Le Premier ministre britannique, Keir Starmer, participera à un sommet informel de l’UE en février

Le nouveau président du Conseil européen, António Costa, a rencontré le Premier ministre britannique Keir Starmer à Londres jeudi 12 décembre, et l’a invité à un sommet informel de l’Union européenne (UE) le 3 février.

EURACTIV.com
Prime Minister Keir Starmer Hosts European Council President Antonio Costa
Le Premier ministre britannique Keir Starmer (G) accueille le président du Conseil européen Antonio Costa au 10 Downing Street le 12 décembre 2024 à Londres, Royaume-Uni. [Leon Neal/Getty Images]

Le nouveau président du Conseil européen, António Costa, a rencontré le Premier ministre britannique, Keir Starmer, à Londres jeudi 12 décembre, et l’a invité à un sommet informel de l’Union européenne (UE) le 3 février.

Le Premier ministre britannique de centre gauche a été élu en juillet dernier, après avoir fait campagne en promettant de « réinitialiser » les relations de son pays avec l’Union européenne. Or, les diplomates de l’UE disent avoir du mal à comprendre ce que souhaite exactement Keir Starmer.

Lors de la réunion de jeudi, la première depuis l’entrée en fonction d’António Costa le 1er décembre, le président du Conseil européen a officiellement invité Keir Starmer à participer à un sommet informel avec tous les dirigeants de l’UE à Bruxelles le 3 février.
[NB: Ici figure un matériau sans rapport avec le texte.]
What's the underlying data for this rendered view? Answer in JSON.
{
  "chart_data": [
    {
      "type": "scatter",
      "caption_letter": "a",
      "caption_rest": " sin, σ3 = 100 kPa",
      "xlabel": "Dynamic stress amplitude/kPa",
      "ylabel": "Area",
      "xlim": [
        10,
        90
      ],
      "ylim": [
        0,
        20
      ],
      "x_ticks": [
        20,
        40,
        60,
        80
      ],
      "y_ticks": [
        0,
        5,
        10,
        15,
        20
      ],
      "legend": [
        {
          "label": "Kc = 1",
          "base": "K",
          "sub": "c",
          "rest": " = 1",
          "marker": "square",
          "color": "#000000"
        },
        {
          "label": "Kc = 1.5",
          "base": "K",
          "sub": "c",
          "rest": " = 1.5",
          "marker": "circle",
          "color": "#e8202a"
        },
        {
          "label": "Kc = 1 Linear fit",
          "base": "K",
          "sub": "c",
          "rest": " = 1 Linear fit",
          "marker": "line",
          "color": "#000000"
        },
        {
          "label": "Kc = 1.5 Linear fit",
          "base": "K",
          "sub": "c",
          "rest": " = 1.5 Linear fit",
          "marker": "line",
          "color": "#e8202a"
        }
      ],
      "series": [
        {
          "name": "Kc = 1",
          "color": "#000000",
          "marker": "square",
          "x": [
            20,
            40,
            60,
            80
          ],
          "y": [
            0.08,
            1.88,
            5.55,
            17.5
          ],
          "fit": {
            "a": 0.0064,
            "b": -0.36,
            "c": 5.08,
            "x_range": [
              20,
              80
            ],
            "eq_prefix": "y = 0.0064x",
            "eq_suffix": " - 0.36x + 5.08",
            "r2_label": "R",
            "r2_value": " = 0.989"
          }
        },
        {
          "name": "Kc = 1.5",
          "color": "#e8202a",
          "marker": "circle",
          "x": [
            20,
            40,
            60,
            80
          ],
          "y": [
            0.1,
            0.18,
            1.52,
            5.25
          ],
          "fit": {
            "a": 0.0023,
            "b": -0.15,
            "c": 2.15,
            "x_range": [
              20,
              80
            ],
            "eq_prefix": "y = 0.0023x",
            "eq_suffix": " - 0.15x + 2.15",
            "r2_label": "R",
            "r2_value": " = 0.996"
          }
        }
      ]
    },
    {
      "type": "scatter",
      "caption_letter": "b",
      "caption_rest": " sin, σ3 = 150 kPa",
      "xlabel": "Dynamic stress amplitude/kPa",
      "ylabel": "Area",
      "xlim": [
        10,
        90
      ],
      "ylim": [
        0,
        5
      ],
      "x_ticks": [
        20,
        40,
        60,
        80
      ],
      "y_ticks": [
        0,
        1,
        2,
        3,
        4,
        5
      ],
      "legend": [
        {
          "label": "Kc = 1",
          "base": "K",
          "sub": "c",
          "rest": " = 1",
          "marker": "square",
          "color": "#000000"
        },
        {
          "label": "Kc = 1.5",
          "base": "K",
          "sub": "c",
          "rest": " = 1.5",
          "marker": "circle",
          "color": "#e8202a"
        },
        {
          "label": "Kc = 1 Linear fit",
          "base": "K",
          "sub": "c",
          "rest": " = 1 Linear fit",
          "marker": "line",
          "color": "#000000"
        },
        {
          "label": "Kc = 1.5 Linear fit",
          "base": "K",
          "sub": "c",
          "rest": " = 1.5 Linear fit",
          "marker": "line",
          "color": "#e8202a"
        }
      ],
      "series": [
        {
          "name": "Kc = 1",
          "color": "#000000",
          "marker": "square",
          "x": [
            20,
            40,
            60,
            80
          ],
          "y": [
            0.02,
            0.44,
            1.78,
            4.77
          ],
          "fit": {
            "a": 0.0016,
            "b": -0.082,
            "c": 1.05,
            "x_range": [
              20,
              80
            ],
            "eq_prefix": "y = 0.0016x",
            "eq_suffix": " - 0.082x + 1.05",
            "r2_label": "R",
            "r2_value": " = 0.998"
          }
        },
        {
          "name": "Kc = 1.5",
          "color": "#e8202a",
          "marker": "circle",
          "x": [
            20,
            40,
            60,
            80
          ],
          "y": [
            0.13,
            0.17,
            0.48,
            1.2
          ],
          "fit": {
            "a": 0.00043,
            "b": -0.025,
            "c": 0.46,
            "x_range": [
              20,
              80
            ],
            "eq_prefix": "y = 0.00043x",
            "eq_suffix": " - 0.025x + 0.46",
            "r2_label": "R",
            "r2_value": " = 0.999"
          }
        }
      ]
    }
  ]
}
La nouvelle de cette invitation avait été rapportée pour la première fois par le Financial Times en novembre.

La première visite de Keir Starmer à Bruxelles en tant que Premier ministre a eu lieu en octobre, lorsque lui et la présidente de la Commission européenne, Ursula von der Leyen, se sont engagés à organiser des sommets réguliers.

À l’époque, les journalistes ignoraient la forme que prendraient ces sommets, car la Commission n’a pas le pouvoir d’inviter Keir Starmer aux réunions des 27 dirigeants nationaux de l’UE. Les « sommets » avec les pays tiers impliquent généralement les présidents du Conseil et de la Commission, mais pas les chefs d’État et de gouvernement des États membres.

En tant que président du Conseil européen, l’institution au sein de laquelle les dirigeants nationaux définissent les priorités politiques de l’Union européenne, António Costa est toutefois habilité à lancer de telles invitations.

António Costa et Keir Starmer se sont rencontrés au 10 Downing Street, la résidence officielle du Premier ministre à Londres. Ils n’ont pas prononcé de discours, mais ont publié une déclaration commune à l’issue de la réunion, qui indique que le Premier ministre britannique « a été heureux d’accepter l’invitation et se réjouit de discuter du renforcement de la coopération stratégique avec l’UE, notamment dans le domaine de la défense ».

Hormis l’invitation, la déclaration n’offre que peu d’informations sur les discussions entre les deux hommes.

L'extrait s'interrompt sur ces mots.